AUGUSTA – Late last month, the Tax Foundation, the nation’s leading nonpartisan tax policy research organization, released a brief on the State of Maine’s referendum question 2. The analysis reinforces many of the concerns shared by the LePage Administration over the course of the last year regarding the tax rate, reintroduction of the marriage penalty, and the harm to small businesses.
On the topic of small business, the Tax Foundation analysis notes that Maine’s rating would freefall to 45th overall in their State Business Tax Climate Index should voters choose to pass Question 2 next week. The index, which allows for the comparison of tax systems amongst the states, recently saw Maine’s 2017 ranking climb to 30th best in the country.
“The LePage Administration has made so much progress over the last six years to improve its business climate and make Maine ‘Open for Business’,” said George Gervais, commissioner of the Maine Department of Economic and Community Development. “Question 2 would be devastating to our efforts to attract new businesses to Maine and would hinder the ability of our existing businesses to expand through capital investment and the hiring of additional employees. Question 2 will, undoubtedly, make Maine less competitive.”
Reinforcing Commissioner Gervais’ concerns, the Tax Foundation notes, “High marginal tax rates have a negative effect on entrepreneurial entry, discouraging investment in new business opportunities, and cutting potential returns to those investments. They can also make it harder for firms to attract new workers (who pay individual income taxes) to their state, which can have a long-term chilling effect on business location decisions.”
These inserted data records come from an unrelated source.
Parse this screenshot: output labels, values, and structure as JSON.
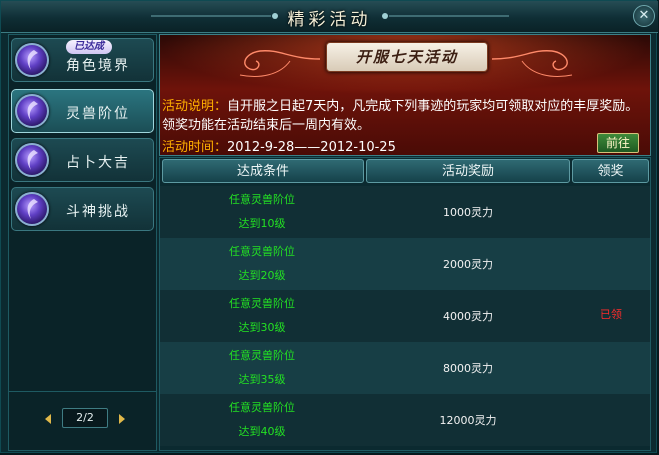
{
  "window": {
    "title": "精彩活动",
    "close_symbol": "✕"
  },
  "sidebar": {
    "items": [
      {
        "label": "角色境界",
        "badge": "已达成",
        "active": false
      },
      {
        "label": "灵兽阶位",
        "badge": "",
        "active": true
      },
      {
        "label": "占卜大吉",
        "badge": "",
        "active": false
      },
      {
        "label": "斗神挑战",
        "badge": "",
        "active": false
      }
    ],
    "pager": {
      "text": "2/2"
    }
  },
  "banner": {
    "title": "开服七天活动",
    "desc_label": "活动说明：",
    "desc_text": "自开服之日起7天内，凡完成下列事迹的玩家均可领取对应的丰厚奖励。领奖功能在活动结束后一周内有效。",
    "time_label": "活动时间：",
    "time_text": "2012-9-28——2012-10-25",
    "goto_label": "前往"
  },
  "table": {
    "headers": [
      "达成条件",
      "活动奖励",
      "领奖"
    ],
    "rows": [
      {
        "cond1": "任意灵兽阶位",
        "cond2": "达到10级",
        "reward": "1000灵力",
        "status": ""
      },
      {
        "cond1": "任意灵兽阶位",
        "cond2": "达到20级",
        "reward": "2000灵力",
        "status": ""
      },
      {
        "cond1": "任意灵兽阶位",
        "cond2": "达到30级",
        "reward": "4000灵力",
        "status": "已领"
      },
      {
        "cond1": "任意灵兽阶位",
        "cond2": "达到35级",
        "reward": "8000灵力",
        "status": ""
      },
      {
        "cond1": "任意灵兽阶位",
        "cond2": "达到40级",
        "reward": "12000灵力",
        "status": ""
      }
    ]
  },
  "colors": {
    "condition_text": "#23e023",
    "status_claimed": "#ff2b2b",
    "highlight_label": "#ffb000"
  }
}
Over the course of the last six years, the LePage Administration has made significant progress in improving Maine’s business ranking. In 2011, the Tax Foundation’s 2012 State Business Tax Climate ranked Maine just 37th overall in the country. Our improvement to 30th is consistent with the administration’s efforts to make Maine’s tax code more competitive both regionally and nationally.
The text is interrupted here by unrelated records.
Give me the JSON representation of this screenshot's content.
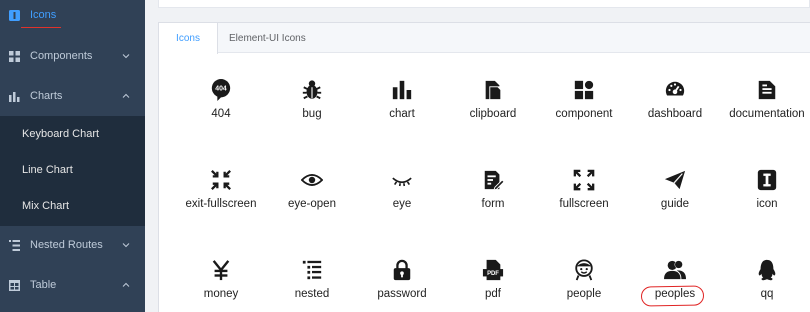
{
  "sidebar": {
    "items": [
      {
        "label": "Icons",
        "icon": "icon-square-icon",
        "active": true
      },
      {
        "label": "Components",
        "icon": "grid-icon",
        "arrow": "down"
      },
      {
        "label": "Charts",
        "icon": "bar-chart-icon",
        "arrow": "up"
      },
      {
        "label": "Nested Routes",
        "icon": "list-icon",
        "arrow": "down"
      },
      {
        "label": "Table",
        "icon": "table-icon",
        "arrow": "up"
      }
    ],
    "charts_children": [
      "Keyboard Chart",
      "Line Chart",
      "Mix Chart"
    ]
  },
  "tabs": [
    {
      "label": "Icons",
      "active": true
    },
    {
      "label": "Element-UI Icons",
      "active": false
    }
  ],
  "icons": [
    {
      "name": "404",
      "icon": "404-icon"
    },
    {
      "name": "bug",
      "icon": "bug-icon"
    },
    {
      "name": "chart",
      "icon": "chart-icon"
    },
    {
      "name": "clipboard",
      "icon": "clipboard-icon"
    },
    {
      "name": "component",
      "icon": "component-icon"
    },
    {
      "name": "dashboard",
      "icon": "dashboard-icon"
    },
    {
      "name": "documentation",
      "icon": "documentation-icon"
    },
    {
      "name": "exit-fullscreen",
      "icon": "exit-fullscreen-icon"
    },
    {
      "name": "eye-open",
      "icon": "eye-open-icon"
    },
    {
      "name": "eye",
      "icon": "eye-icon"
    },
    {
      "name": "form",
      "icon": "form-icon"
    },
    {
      "name": "fullscreen",
      "icon": "fullscreen-icon"
    },
    {
      "name": "guide",
      "icon": "guide-icon"
    },
    {
      "name": "icon",
      "icon": "icon-icon"
    },
    {
      "name": "money",
      "icon": "money-icon"
    },
    {
      "name": "nested",
      "icon": "nested-icon"
    },
    {
      "name": "password",
      "icon": "password-icon"
    },
    {
      "name": "pdf",
      "icon": "pdf-icon"
    },
    {
      "name": "people",
      "icon": "people-icon"
    },
    {
      "name": "peoples",
      "icon": "peoples-icon"
    },
    {
      "name": "qq",
      "icon": "qq-icon"
    }
  ],
  "colors": {
    "sidebar_bg": "#304156",
    "submenu_bg": "#1f2d3d",
    "accent": "#409eff",
    "annotation_red": "#e02424"
  }
}
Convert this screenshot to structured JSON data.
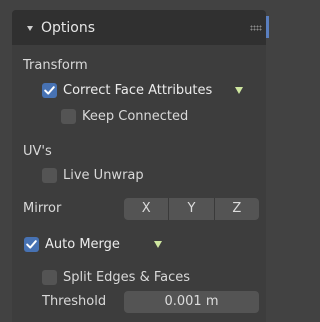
{
  "panel": {
    "title": "Options",
    "header_icon": "grip-dots-icon",
    "collapse_icon": "chevron-down-icon"
  },
  "transform": {
    "heading": "Transform",
    "correct_face_attributes": {
      "label": "Correct Face Attributes",
      "checked": true
    },
    "keep_connected": {
      "label": "Keep Connected",
      "checked": false
    }
  },
  "uvs": {
    "heading": "UV's",
    "live_unwrap": {
      "label": "Live Unwrap",
      "checked": false
    }
  },
  "mirror": {
    "label": "Mirror",
    "buttons": [
      "X",
      "Y",
      "Z"
    ]
  },
  "auto_merge": {
    "label": "Auto Merge",
    "checked": true,
    "split_edges_faces": {
      "label": "Split Edges & Faces",
      "checked": false
    },
    "threshold_label": "Threshold",
    "threshold_value": "0.001 m"
  },
  "colors": {
    "accent": "#4772b3",
    "dropdown_triangle": "#cfe7a0"
  }
}
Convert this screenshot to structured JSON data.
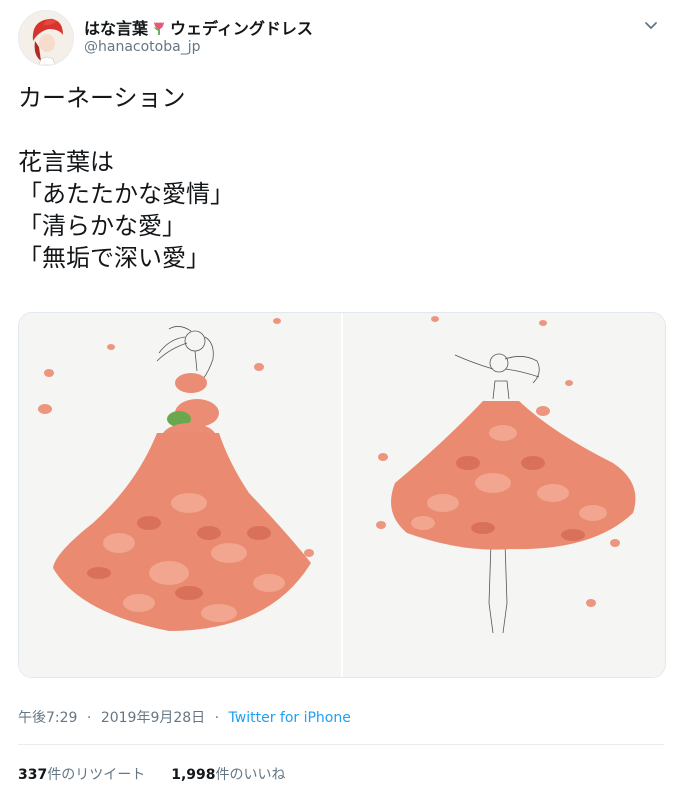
{
  "author": {
    "display_name_part1": "はな言葉",
    "display_name_part2": "ウェディングドレス",
    "handle": "@hanacotoba_jp"
  },
  "tweet": {
    "text": "カーネーション\n\n花言葉は\n「あたたかな愛情」\n「清らかな愛」\n「無垢で深い愛」"
  },
  "meta": {
    "time": "午後7:29",
    "separator": "·",
    "date": "2019年9月28日",
    "source": "Twitter for iPhone"
  },
  "stats": {
    "retweets_count": "337",
    "retweets_label": "件のリツイート",
    "likes_count": "1,998",
    "likes_label": "件のいいね"
  },
  "icons": {
    "avatar": "avatar-image",
    "tulip": "tulip-icon",
    "caret": "chevron-down-icon"
  },
  "colors": {
    "link": "#1da1f2",
    "muted": "#657786",
    "petal": "#e98a73"
  }
}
“It is no coincidence that following Connecticut’s move to increase their top tax rate to 6.99 percent, General Electric announced that it was moving its headquarters to Boston,” said Finance Commissioner Richard Rosen. “State policy makers there are now trying to retain Aetna as other states attempt to lure it and others away from Connecticut. As the Connecticut story shows, we can never stop trying to improve our tax and business climate. Question 2 is a step backwards after years of progress.”
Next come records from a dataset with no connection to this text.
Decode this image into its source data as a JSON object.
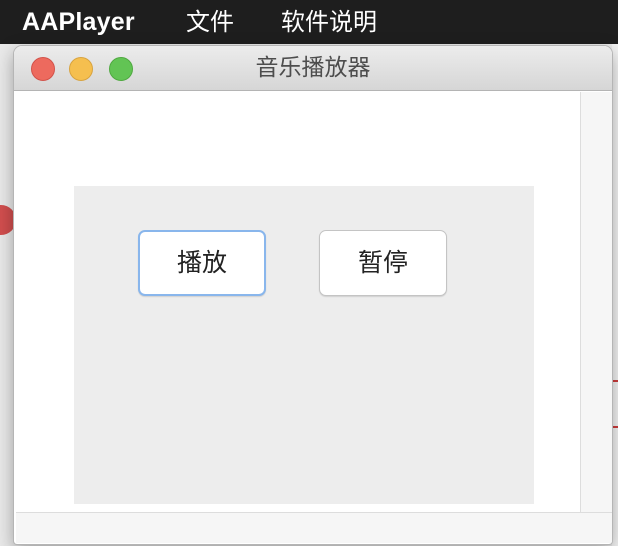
{
  "menubar": {
    "app_name": "AAPlayer",
    "items": [
      {
        "label": "文件"
      },
      {
        "label": "软件说明"
      }
    ]
  },
  "window": {
    "title": "音乐播放器",
    "controls": {
      "close": "close-icon",
      "minimize": "minimize-icon",
      "maximize": "maximize-icon"
    }
  },
  "player": {
    "play_label": "播放",
    "pause_label": "暂停"
  },
  "colors": {
    "menubar_bg": "#1e1e1e",
    "close": "#ed6a5e",
    "minimize": "#f5bf4f",
    "maximize": "#62c454",
    "focus_ring": "#89b6ec",
    "panel_bg": "#ededed"
  }
}
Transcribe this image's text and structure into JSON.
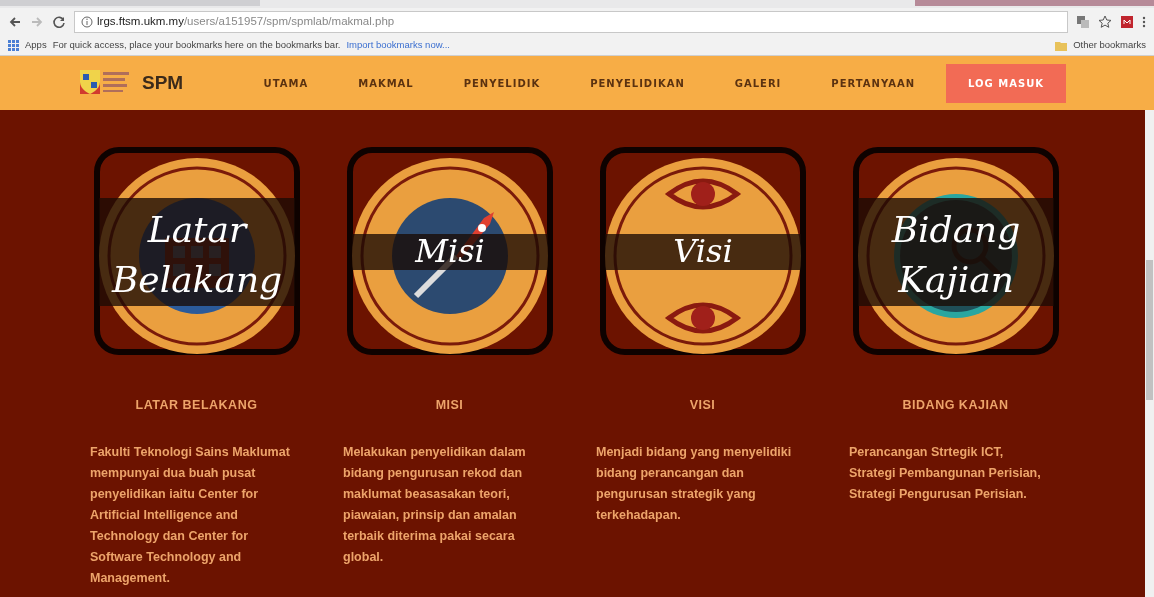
{
  "browser": {
    "url_host": "lrgs.ftsm.ukm.my",
    "url_path": "/users/a151957/spm/spmlab/makmal.php",
    "bookmarks_apps": "Apps",
    "bookmarks_hint": "For quick access, place your bookmarks here on the bookmarks bar.",
    "bookmarks_import": "Import bookmarks now...",
    "other_bookmarks": "Other bookmarks"
  },
  "navbar": {
    "brand": "SPM",
    "links": [
      {
        "label": "UTAMA",
        "kind": "link"
      },
      {
        "label": "MAKMAL",
        "kind": "link"
      },
      {
        "label": "PENYELIDIK",
        "kind": "link"
      },
      {
        "label": "PENYELIDIKAN",
        "kind": "link"
      },
      {
        "label": "GALERI",
        "kind": "link"
      },
      {
        "label": "PERTANYAAN",
        "kind": "link"
      },
      {
        "label": "LOG MASUK",
        "kind": "button"
      }
    ]
  },
  "sections": [
    {
      "image_title": [
        "Latar",
        "Belakang"
      ],
      "heading": "LATAR BELAKANG",
      "text": "Fakulti Teknologi Sains Maklumat mempunyai dua buah pusat penyelidikan iaitu Center for Artificial Intelligence and Technology dan Center for Software Technology and Management."
    },
    {
      "image_title": [
        "Misi"
      ],
      "heading": "MISI",
      "text": "Melakukan penyelidikan dalam bidang pengurusan rekod dan maklumat beasasakan teori, piawaian, prinsip dan amalan terbaik diterima pakai secara global."
    },
    {
      "image_title": [
        "Visi"
      ],
      "heading": "VISI",
      "text": "Menjadi bidang yang  menyelidiki bidang perancangan dan pengurusan strategik yang terkehadapan."
    },
    {
      "image_title": [
        "Bidang",
        "Kajian"
      ],
      "heading": "BIDANG KAJIAN",
      "text": "Perancangan Strtegik ICT, Strategi Pembangunan Perisian, Strategi Pengurusan Perisian."
    }
  ]
}
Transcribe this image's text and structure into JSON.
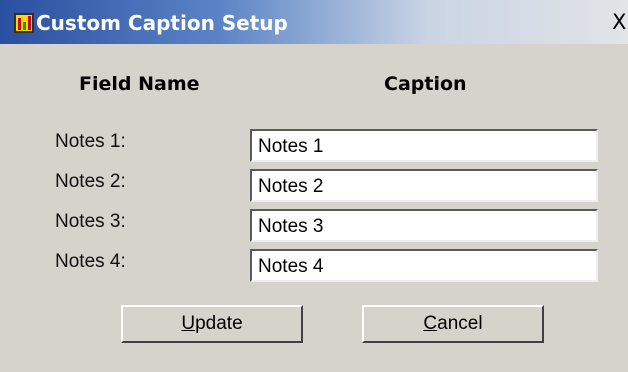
{
  "window": {
    "title": "Custom Caption Setup",
    "close_glyph": "X"
  },
  "headers": {
    "field_name": "Field Name",
    "caption": "Caption"
  },
  "fields": [
    {
      "label": "Notes 1:",
      "value": "Notes 1"
    },
    {
      "label": "Notes 2:",
      "value": "Notes 2"
    },
    {
      "label": "Notes 3:",
      "value": "Notes 3"
    },
    {
      "label": "Notes 4:",
      "value": "Notes 4"
    }
  ],
  "buttons": {
    "update": {
      "mnemonic": "U",
      "rest": "pdate"
    },
    "cancel": {
      "mnemonic": "C",
      "rest": "ancel"
    }
  },
  "colors": {
    "titlebar_start": "#2a4fa0",
    "titlebar_end": "#e2e4e6",
    "window_bg": "#d6d2cc"
  },
  "icons": {
    "app": "bar-chart-icon",
    "close": "close-icon"
  }
}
Question 2 would create the second highest top marginal individual income tax rate in the United States. At 10.15 percent, the new rate, a marginal tax hike of 42 percent from the current top rate, would apply to individuals, families, and businesses with taxable income in excess of $200,000 a year.
“Targeting a small group of taxpayers with an extra tax at this time when we are working to reduce the tax burden on all Mainers is just bad tax policy,” added Commissioner Rosen. “Next week, Maine voters will have to do some serious decision making. We can continue to improve Maine’s tax and business climate, or voters can choose to make Maine an outlier by enacting the second highest income tax rate in the country.”
The Tax Foundation report concludes by noting that, “[The Question 2] tax increase would ultimately make Maine less competitive, giving Maine the highest top marginal individual income tax rate in the Northeastern region of the country.”